The two main takeaways from this post are:
- The Router LSA describes P2P links using two links; a P2P link-type describing the topology and a stub network link-type describing the subnet (or prefix).
- The stub network is included so that you can reach the P2P link ip addresses from remote routers.
 In OSPFv3 the prefix information has been split off into a new LSA type; the Intra-Area-Prefix LSA.
 I’ve excluded unnumbered links from this example as I don’t want to overcomplicate things.
13 thoughts on “OSPF – Why are Router LSA P2P links so complicated?”
Nice writeup John. Looking forward to seeing where this goes.
Thanks Peter. I’m planning to use this post as a lead into exploring the OSPF ‘stub-router’ and ‘prefix-suppression’ features.
How about a write up on IS-IS? OSPF has too many enterprise-y features (virtual-links being one). IS-IS seems really more suited to serious network operators who care about Loopbacks only being in the IGP.
Hi Minou, Thanks for the feedback. IS-IS is definitely used by many large carriers, and has a great reputation for stability. The bulk of my experience is with OSPF however, so I’ll continue with the OSPF series for now. I’m not a big fan of virtual links either, but they are a nice tool to have in your back pocket when needs must.
For me it was always difficult to read LSAs (and still is). I am reading though your OSPF series now. Great post, thanks mate.
Thanks for the comment. I’m glad I could help. I’m planning a few more OSPF posts. Let me know if there’s anything else about OSPF that you find confusing, and I’ll see if I can work them into the series.
Nice article John, indeed.
I would appreciate your comments on one related topic – advertisement of loopback interfaces in router LSA. Are all the loopback interfaces created on the router by default advertised in router LSA or some additional configuration is needed? Secondly, does it make any difference in advertisement if one of the loopback interfaces is also getting used as router-id?
Also, I would like to repeat my first question for directly connected subnets (router interfaces on which ospf is not enabled i.e. no “network” command is given, so basically they are pure stub networks).

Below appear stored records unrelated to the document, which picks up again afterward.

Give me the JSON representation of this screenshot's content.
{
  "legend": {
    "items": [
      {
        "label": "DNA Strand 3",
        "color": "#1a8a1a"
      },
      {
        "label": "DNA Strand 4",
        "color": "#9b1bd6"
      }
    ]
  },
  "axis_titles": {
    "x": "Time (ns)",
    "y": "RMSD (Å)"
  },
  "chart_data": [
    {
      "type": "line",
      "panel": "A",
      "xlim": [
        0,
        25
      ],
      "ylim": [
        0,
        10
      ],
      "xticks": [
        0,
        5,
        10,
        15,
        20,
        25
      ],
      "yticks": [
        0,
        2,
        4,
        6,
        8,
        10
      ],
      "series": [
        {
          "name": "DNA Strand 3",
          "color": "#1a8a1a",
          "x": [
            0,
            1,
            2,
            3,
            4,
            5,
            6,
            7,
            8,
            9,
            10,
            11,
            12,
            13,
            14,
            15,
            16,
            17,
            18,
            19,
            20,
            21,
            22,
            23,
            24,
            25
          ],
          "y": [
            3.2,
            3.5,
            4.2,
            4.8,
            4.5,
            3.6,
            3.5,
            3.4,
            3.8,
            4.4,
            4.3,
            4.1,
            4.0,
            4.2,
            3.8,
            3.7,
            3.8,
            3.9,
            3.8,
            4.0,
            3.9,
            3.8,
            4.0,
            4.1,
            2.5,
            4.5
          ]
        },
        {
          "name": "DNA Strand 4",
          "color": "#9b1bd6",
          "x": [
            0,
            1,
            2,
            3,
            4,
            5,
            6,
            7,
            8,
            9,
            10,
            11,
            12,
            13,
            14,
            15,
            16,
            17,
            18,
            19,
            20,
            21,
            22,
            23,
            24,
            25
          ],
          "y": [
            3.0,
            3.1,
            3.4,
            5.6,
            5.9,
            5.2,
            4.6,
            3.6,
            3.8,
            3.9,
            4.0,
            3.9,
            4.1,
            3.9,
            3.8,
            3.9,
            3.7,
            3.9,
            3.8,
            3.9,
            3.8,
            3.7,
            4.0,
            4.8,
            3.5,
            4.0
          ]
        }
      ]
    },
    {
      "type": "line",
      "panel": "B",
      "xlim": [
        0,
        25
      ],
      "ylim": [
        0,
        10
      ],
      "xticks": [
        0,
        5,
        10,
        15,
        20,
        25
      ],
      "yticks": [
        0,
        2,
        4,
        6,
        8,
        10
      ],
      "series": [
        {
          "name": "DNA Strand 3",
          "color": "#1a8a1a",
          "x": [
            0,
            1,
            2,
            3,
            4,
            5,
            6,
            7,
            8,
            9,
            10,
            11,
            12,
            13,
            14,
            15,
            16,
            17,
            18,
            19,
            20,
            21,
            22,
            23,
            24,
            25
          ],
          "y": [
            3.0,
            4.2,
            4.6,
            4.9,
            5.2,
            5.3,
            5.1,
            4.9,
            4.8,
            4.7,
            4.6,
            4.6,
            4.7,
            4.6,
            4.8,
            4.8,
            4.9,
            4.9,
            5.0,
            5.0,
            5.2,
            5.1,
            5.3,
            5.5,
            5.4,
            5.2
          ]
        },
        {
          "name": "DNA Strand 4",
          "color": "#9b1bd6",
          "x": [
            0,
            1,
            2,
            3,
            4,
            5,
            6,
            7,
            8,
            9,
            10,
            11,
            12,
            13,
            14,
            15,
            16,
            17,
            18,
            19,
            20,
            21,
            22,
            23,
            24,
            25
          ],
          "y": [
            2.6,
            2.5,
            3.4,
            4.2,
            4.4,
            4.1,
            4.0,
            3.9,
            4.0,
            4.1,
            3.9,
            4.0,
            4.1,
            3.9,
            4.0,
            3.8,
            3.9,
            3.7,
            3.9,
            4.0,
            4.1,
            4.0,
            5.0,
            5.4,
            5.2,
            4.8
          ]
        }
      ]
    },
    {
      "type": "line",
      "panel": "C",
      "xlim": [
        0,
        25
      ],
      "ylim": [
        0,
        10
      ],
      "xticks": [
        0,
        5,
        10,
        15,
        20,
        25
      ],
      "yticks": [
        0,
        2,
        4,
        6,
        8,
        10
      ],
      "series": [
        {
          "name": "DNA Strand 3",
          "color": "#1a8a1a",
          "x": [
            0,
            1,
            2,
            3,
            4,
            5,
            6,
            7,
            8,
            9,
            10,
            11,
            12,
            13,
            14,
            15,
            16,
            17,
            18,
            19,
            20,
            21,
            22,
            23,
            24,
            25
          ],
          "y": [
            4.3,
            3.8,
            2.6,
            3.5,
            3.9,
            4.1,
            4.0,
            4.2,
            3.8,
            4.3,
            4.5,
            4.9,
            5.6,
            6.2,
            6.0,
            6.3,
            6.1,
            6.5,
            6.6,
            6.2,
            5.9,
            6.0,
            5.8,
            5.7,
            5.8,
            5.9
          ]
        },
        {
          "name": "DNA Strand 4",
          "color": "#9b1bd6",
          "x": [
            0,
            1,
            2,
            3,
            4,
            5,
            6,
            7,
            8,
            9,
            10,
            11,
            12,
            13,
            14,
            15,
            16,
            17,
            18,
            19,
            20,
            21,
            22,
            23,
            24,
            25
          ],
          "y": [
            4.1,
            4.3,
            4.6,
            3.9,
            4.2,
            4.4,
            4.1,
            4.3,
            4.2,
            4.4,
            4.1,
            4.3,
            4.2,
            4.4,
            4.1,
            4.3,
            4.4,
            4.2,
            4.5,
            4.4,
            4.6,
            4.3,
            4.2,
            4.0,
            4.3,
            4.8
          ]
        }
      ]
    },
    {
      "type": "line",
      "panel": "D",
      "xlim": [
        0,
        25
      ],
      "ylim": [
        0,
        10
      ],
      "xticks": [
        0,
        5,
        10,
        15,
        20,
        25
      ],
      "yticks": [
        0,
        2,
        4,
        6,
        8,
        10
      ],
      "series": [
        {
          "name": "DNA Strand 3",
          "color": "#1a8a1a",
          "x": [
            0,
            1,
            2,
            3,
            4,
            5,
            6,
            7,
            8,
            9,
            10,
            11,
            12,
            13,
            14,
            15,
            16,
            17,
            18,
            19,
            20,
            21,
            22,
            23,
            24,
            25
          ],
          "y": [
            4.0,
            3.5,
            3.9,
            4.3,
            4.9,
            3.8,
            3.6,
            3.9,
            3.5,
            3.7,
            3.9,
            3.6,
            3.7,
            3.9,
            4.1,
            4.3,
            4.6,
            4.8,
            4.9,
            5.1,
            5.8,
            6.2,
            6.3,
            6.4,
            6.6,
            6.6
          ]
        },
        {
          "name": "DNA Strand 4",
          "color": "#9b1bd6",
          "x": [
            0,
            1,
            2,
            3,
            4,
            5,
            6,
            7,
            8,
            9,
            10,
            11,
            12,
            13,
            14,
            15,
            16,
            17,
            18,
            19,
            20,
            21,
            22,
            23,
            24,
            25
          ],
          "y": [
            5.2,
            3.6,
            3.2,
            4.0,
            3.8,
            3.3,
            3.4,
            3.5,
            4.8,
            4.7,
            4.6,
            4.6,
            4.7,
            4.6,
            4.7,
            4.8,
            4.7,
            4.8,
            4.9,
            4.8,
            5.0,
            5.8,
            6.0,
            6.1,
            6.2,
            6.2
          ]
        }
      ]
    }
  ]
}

There’s no automatic advertisement of loopbacks or any other directly connected networks in OSPF. For Cisco you’ve got a few options as to how to configure a set of interfaces. The router-id is just a node identifier, the use of the loopback is mainly because it’s the interface least likely to change. But I’ve seen devices with RIDs where the loopback it sourced it’s ID from was removed years earlier (device hadn’t rebooted).
If you want an interface to appear in a router LSA, you must OSPF enable that interfaces in OSPF. You can set passive-interface default if you wish. Let me know if that answers your questions.
I think it’ll be better if you provide the transit link explanation compared with p2p link case. That way the audience can get a clear picture of why non-p2p link doesn’t have two type-1 LSAs to describe the existence of a router.
Fair point. I’ll see what I can do.
Nice Article john. It clears lot of ospf hidden details.
can you please post article related to Network LSA, which is different from Router LSA.
great effort! now getting clear understanding.